Apesar da contaminação do meio ambiente e do alto custo, os inseticidas têm sido a melhor solução. Mas um estudo sobre o controle biológico desta praga, desenvolvido na Faculdade de Ciências Agronômicas (FCA), da Universidade Estadual Paulista (Unesp), câmpus de Botucatu, e o no Instituto Agronômico de Campinas (IAC), pode representar uma esperança.
Sob a orientação do professor Antonio Batista Filho, atual diretor do Instituto Biológico de Campinas, a bióloga Érica Cintra acaba de propor, em sua dissertação de mestrado, apresentada na FCA, o combate à praga por meio de um fungo de nome “metarhizium”, utilizado também em outras culturas como a da cana-de-açúcar.
Ela isolou algumas ninfas de cigarras, em laboratório, e colocou em contato com o fungo em várias concentrações. “Conseguimos eliminar entre 60% a 70% delas, o que ainda não é suficiente, mas esperamos que com outras formulações possamos aumentar este número”, diz a pesquisadora.
“É uma batalha que já dura desde o ano de 1900”, acrescenta ela se referindo ao ano em que o problema passou a ser detectado nas plantações.
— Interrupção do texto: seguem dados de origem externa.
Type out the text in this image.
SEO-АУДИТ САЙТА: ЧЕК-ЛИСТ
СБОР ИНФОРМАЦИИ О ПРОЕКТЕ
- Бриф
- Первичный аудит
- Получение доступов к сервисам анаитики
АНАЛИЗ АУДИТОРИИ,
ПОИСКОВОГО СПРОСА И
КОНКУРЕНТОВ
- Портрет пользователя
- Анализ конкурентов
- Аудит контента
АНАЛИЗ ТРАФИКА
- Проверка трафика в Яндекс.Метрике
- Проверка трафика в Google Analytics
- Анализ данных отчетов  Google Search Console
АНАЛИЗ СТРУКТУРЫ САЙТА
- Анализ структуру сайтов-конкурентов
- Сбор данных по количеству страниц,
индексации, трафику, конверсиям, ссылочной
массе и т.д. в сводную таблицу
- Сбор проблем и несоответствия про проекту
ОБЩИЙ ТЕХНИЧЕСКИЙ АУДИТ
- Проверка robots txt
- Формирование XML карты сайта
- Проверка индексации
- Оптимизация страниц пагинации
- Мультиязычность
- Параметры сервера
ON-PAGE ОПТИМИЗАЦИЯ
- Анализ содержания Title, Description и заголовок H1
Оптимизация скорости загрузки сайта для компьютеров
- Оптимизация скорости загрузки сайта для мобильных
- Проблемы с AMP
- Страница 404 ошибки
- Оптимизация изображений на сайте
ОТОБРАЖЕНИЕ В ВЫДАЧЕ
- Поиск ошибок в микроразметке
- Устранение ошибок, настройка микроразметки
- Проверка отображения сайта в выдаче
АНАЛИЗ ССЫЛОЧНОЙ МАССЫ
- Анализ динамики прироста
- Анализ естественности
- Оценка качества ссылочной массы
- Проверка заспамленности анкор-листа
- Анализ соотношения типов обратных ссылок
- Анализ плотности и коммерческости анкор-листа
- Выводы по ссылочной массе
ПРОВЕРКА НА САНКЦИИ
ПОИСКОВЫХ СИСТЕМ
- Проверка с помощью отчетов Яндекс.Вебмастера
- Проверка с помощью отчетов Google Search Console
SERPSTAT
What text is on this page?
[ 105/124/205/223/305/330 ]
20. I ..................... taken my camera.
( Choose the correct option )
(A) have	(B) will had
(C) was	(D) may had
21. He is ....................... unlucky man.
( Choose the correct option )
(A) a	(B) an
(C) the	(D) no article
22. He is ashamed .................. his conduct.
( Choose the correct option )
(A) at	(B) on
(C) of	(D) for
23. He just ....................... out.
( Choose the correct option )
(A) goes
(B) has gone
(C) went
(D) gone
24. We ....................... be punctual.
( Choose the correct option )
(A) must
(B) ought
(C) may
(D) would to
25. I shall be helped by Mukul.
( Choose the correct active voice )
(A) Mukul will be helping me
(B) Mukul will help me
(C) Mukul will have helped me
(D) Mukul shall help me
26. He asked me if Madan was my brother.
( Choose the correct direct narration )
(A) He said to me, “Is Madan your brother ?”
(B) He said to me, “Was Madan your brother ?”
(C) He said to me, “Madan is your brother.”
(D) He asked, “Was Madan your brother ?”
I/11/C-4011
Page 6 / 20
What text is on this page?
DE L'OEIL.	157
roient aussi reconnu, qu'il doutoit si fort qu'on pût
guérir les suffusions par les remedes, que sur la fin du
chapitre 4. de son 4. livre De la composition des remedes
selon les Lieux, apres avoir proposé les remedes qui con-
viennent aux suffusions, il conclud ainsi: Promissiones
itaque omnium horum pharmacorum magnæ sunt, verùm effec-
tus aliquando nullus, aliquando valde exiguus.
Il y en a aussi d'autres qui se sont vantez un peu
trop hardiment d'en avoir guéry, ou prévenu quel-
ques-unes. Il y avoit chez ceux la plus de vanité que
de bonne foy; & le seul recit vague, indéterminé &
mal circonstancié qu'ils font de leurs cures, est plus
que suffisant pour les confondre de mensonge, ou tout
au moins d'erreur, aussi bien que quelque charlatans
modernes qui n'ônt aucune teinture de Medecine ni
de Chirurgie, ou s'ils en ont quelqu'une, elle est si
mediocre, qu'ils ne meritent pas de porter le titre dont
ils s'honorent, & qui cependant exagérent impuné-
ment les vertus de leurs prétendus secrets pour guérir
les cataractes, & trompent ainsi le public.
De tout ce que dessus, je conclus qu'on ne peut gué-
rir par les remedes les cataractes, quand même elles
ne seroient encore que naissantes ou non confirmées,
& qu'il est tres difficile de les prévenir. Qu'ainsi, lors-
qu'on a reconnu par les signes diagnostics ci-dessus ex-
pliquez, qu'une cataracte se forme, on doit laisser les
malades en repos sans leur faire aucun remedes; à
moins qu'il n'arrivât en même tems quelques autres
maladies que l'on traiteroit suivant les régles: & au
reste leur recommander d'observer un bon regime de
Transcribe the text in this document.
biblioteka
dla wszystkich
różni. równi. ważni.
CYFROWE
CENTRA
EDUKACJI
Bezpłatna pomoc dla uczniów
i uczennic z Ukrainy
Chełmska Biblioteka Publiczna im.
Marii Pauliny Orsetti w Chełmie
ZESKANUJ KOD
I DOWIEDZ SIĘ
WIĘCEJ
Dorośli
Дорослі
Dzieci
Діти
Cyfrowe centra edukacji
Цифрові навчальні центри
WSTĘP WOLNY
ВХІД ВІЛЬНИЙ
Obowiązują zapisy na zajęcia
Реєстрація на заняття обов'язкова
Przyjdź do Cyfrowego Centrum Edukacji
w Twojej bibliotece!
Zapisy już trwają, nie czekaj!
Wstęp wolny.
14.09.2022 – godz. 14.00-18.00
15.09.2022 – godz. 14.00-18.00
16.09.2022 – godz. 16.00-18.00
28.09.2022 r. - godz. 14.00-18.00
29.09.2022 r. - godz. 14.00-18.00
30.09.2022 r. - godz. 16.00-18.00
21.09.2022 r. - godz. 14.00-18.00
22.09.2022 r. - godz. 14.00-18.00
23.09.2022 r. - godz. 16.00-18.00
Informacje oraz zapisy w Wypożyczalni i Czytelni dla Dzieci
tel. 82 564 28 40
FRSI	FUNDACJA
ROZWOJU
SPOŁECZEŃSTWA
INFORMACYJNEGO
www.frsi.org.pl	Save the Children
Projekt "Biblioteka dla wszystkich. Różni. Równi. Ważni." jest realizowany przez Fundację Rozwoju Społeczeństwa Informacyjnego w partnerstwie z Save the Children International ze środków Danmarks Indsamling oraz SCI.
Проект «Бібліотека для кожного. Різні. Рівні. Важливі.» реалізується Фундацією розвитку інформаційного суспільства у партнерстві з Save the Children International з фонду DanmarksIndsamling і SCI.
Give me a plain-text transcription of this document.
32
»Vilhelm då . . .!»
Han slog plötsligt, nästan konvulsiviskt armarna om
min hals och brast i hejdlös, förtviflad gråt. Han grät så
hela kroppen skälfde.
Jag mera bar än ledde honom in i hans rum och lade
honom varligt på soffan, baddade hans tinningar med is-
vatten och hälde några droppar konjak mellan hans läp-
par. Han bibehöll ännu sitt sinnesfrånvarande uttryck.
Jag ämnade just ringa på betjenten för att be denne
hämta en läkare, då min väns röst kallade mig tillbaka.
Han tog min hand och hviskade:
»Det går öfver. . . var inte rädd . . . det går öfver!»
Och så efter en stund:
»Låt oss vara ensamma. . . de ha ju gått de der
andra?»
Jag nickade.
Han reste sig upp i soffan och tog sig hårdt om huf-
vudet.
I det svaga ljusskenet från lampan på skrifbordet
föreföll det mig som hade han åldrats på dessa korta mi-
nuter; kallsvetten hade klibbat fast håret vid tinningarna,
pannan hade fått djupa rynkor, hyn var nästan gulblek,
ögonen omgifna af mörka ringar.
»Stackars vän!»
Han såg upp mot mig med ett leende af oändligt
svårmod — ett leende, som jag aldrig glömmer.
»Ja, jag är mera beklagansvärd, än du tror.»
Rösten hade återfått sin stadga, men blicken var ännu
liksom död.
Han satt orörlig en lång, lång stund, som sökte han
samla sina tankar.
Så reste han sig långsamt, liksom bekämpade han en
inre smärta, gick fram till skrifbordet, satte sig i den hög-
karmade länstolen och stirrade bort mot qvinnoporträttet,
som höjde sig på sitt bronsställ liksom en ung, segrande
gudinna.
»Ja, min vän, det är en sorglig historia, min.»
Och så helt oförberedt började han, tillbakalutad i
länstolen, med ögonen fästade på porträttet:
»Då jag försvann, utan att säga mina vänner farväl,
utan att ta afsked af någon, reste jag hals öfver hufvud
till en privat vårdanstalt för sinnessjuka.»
Um desafio dos pesquisadores é descobrir a melhor forma de aplicação dos fungos na planta, já que as ninfas se alojam na raiz a cerca de 20 centímetro abaixo do solo.
“Ainda não fizemos experimentos de campo, mas uma idéia é a de se aplicar próximo ao pé da planta no momento em que os ovos se transformarão em ninfas”, explica.
Outra questão é em relação à interação da solução biológica com os inseticidas de combate a outras pragas. Dos 19 testados, apenas três não apresentaram efeitos na ação do fungo.